Bavarian Court: 2022 Border Check near German-Austrian Border Unlawful
12 May 2025 // Preprint Issue 1/2025
Pingen Kopie Dr. Anna Pingen

The Bavarian Administrative Court (Bayerischer Verwaltungsgerichtshof [BayVGH], Germany) ruled on 17 March 2025 (Case No. 10 BV 24.700) that a border check carried out on a train near the German-Austrian border in June 2022 was not compliant with the Schengen Borders Code and thus unlawful.

The claimant, international law scholar Stefan Salomon, junior professor of European law at the University of Amsterdam, had previously brought a similar case concerning border checks in Austria before the Court of Justice of the European Union (CJEU) (Case C-368/20, NW v Landespolizeidirektion Steiermark). In this case, which concerned checks by Austria at its border to Slovenia, the CJEU ruled on 26 April 2022 that the Schengen Borders Code precludes border control at internal borders from being temporarily reintroduced by a Member State on the basis of a serious threat to its public policy or internal security if the duration of its reintroduction exceeds the maximum total duration of six months and no new threat exists that would justify applying afresh the periods provided for by the code (→ eucrim 2/2022, 89).

Following this line of argument, the BayVGH held that the identity check, conducted by the German Federal Police on an ICE train near Passau, violated the Schengen Borders Code because the prolongation of the reintroduction of border controls in spring 2022 by German Minister of Interior, Nancy Faeser, lacked a sufficiently new factual basis, and a mere reassessment of an unchanged situation did not justify the measure.

While the lower administrative court in Munich had initially dismissed the claim as inadmissible, the higher administrative court (BayVGH) acknowledged a risk of recurrence and allowed the appeal. The judgment underscores the requirement that any reintroduction of internal border controls within the Schengen Area must be based on new circumstances.
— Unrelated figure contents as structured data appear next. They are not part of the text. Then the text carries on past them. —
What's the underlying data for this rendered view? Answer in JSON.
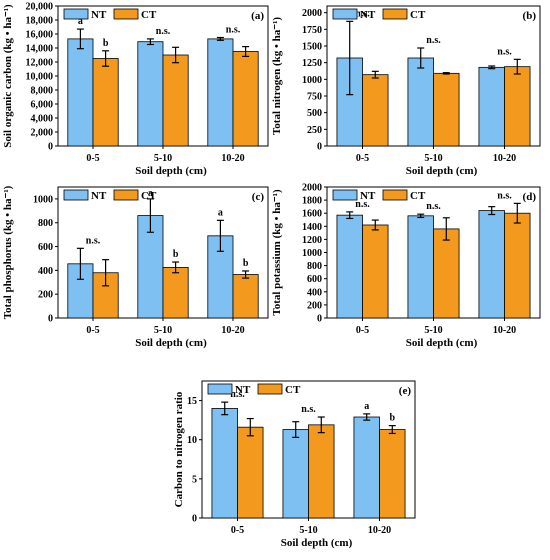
{
  "colors": {
    "NT": "#7fc0f2",
    "CT": "#f39a1e"
  },
  "chart_data": [
    {
      "type": "bar",
      "panel_label": "(a)",
      "categories": [
        "0-5",
        "5-10",
        "10-20"
      ],
      "xlabel": "Soil depth (cm)",
      "ylabel": "Soil organic carbon (kg • ha⁻¹)",
      "ylim": [
        0,
        20000
      ],
      "yticks": [
        0,
        2000,
        4000,
        6000,
        8000,
        10000,
        12000,
        14000,
        16000,
        18000,
        20000
      ],
      "ytick_labels": [
        "0",
        "2,000",
        "4,000",
        "6,000",
        "8,000",
        "10,000",
        "12,000",
        "14,000",
        "16,000",
        "18,000",
        "20,000"
      ],
      "legend": [
        "NT",
        "CT"
      ],
      "series": [
        {
          "name": "NT",
          "values": [
            15300,
            14900,
            15300
          ],
          "errors": [
            1400,
            400,
            200
          ]
        },
        {
          "name": "CT",
          "values": [
            12500,
            13000,
            13500
          ],
          "errors": [
            1100,
            1100,
            700
          ]
        }
      ],
      "annotations": [
        {
          "category": 0,
          "series": 0,
          "text": "a"
        },
        {
          "category": 0,
          "series": 1,
          "text": "b"
        },
        {
          "category": 1,
          "series": "group",
          "text": "n.s."
        },
        {
          "category": 2,
          "series": "group",
          "text": "n.s."
        }
      ]
    },
    {
      "type": "bar",
      "panel_label": "(b)",
      "categories": [
        "0-5",
        "5-10",
        "10-20"
      ],
      "xlabel": "Soil depth (cm)",
      "ylabel": "Total nitrogen (kg • ha⁻¹)",
      "ylim": [
        0,
        2100
      ],
      "yticks": [
        0,
        250,
        500,
        750,
        1000,
        1250,
        1500,
        1750,
        2000
      ],
      "ytick_labels": [
        "0",
        "250",
        "500",
        "750",
        "1000",
        "1250",
        "1500",
        "1750",
        "2000"
      ],
      "legend": [
        "NT",
        "CT"
      ],
      "series": [
        {
          "name": "NT",
          "values": [
            1320,
            1320,
            1180
          ],
          "errors": [
            550,
            150,
            20
          ]
        },
        {
          "name": "CT",
          "values": [
            1070,
            1090,
            1190
          ],
          "errors": [
            50,
            10,
            110
          ]
        }
      ],
      "annotations": [
        {
          "category": 0,
          "series": "group",
          "text": "n.s."
        },
        {
          "category": 1,
          "series": "group",
          "text": "n.s."
        },
        {
          "category": 2,
          "series": "group",
          "text": "n.s."
        }
      ]
    },
    {
      "type": "bar",
      "panel_label": "(c)",
      "categories": [
        "0-5",
        "5-10",
        "10-20"
      ],
      "xlabel": "Soil depth (cm)",
      "ylabel": "Total phosphorus (kg • ha⁻¹)",
      "ylim": [
        0,
        1100
      ],
      "yticks": [
        0,
        200,
        400,
        600,
        800,
        1000
      ],
      "ytick_labels": [
        "0",
        "200",
        "400",
        "600",
        "800",
        "1000"
      ],
      "legend": [
        "NT",
        "CT"
      ],
      "series": [
        {
          "name": "NT",
          "values": [
            455,
            860,
            690
          ],
          "errors": [
            130,
            140,
            130
          ]
        },
        {
          "name": "CT",
          "values": [
            380,
            425,
            365
          ],
          "errors": [
            110,
            45,
            30
          ]
        }
      ],
      "annotations": [
        {
          "category": 0,
          "series": "group",
          "text": "n.s."
        },
        {
          "category": 1,
          "series": 0,
          "text": "a"
        },
        {
          "category": 1,
          "series": 1,
          "text": "b"
        },
        {
          "category": 2,
          "series": 0,
          "text": "a"
        },
        {
          "category": 2,
          "series": 1,
          "text": "b"
        }
      ]
    },
    {
      "type": "bar",
      "panel_label": "(d)",
      "categories": [
        "0-5",
        "5-10",
        "10-20"
      ],
      "xlabel": "Soil depth (cm)",
      "ylabel": "Total potassium (kg • ha⁻¹)",
      "ylim": [
        0,
        2000
      ],
      "yticks": [
        0,
        200,
        400,
        600,
        800,
        1000,
        1200,
        1400,
        1600,
        1800,
        2000
      ],
      "ytick_labels": [
        "0",
        "200",
        "400",
        "600",
        "800",
        "1000",
        "1200",
        "1400",
        "1600",
        "1800",
        "2000"
      ],
      "legend": [
        "NT",
        "CT"
      ],
      "series": [
        {
          "name": "NT",
          "values": [
            1570,
            1560,
            1640
          ],
          "errors": [
            50,
            25,
            60
          ]
        },
        {
          "name": "CT",
          "values": [
            1420,
            1360,
            1600
          ],
          "errors": [
            75,
            170,
            150
          ]
        }
      ],
      "annotations": [
        {
          "category": 0,
          "series": "group",
          "text": "n.s."
        },
        {
          "category": 1,
          "series": "group",
          "text": "n.s."
        },
        {
          "category": 2,
          "series": "group",
          "text": "n.s."
        }
      ]
    },
    {
      "type": "bar",
      "panel_label": "(e)",
      "categories": [
        "0-5",
        "5-10",
        "10-20"
      ],
      "xlabel": "Soil depth (cm)",
      "ylabel": "Carbon to nitrogen ratio",
      "ylim": [
        0,
        17.5
      ],
      "yticks": [
        0,
        5,
        10,
        15
      ],
      "ytick_labels": [
        "0",
        "5",
        "10",
        "15"
      ],
      "legend": [
        "NT",
        "CT"
      ],
      "series": [
        {
          "name": "NT",
          "values": [
            14.0,
            11.3,
            12.9
          ],
          "errors": [
            0.8,
            1.0,
            0.4
          ]
        },
        {
          "name": "CT",
          "values": [
            11.6,
            11.9,
            11.3
          ],
          "errors": [
            1.1,
            1.0,
            0.5
          ]
        }
      ],
      "annotations": [
        {
          "category": 0,
          "series": "group",
          "text": "n.s."
        },
        {
          "category": 1,
          "series": "group",
          "text": "n.s."
        },
        {
          "category": 2,
          "series": 0,
          "text": "a"
        },
        {
          "category": 2,
          "series": 1,
          "text": "b"
        }
      ]
    }
  ]
}
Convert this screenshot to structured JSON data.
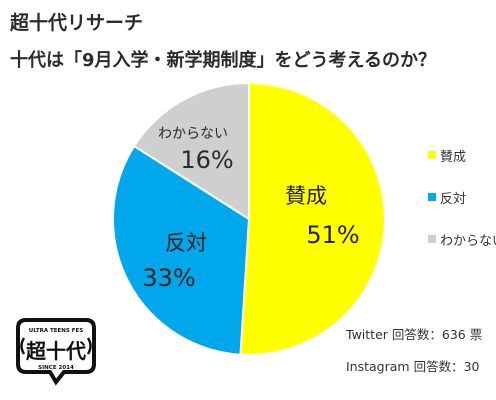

Since taking office in early May 2025, the new German government under Chancellor Friedrich Merz has tightened border controls along the German borders, including to Austria, in order to target illegal asylum seekers. In its press release, the BayVGH stressed that it only had to rule on the specific identity check carried out on the claimant on 11 June 2022 as part of the border controls carried out at that time, not on the general admissibility of internal border controls. Nonetheless, the ruling may contribute to the controversial discussion on whether the tightened border controls of the new German government are in line with EU law.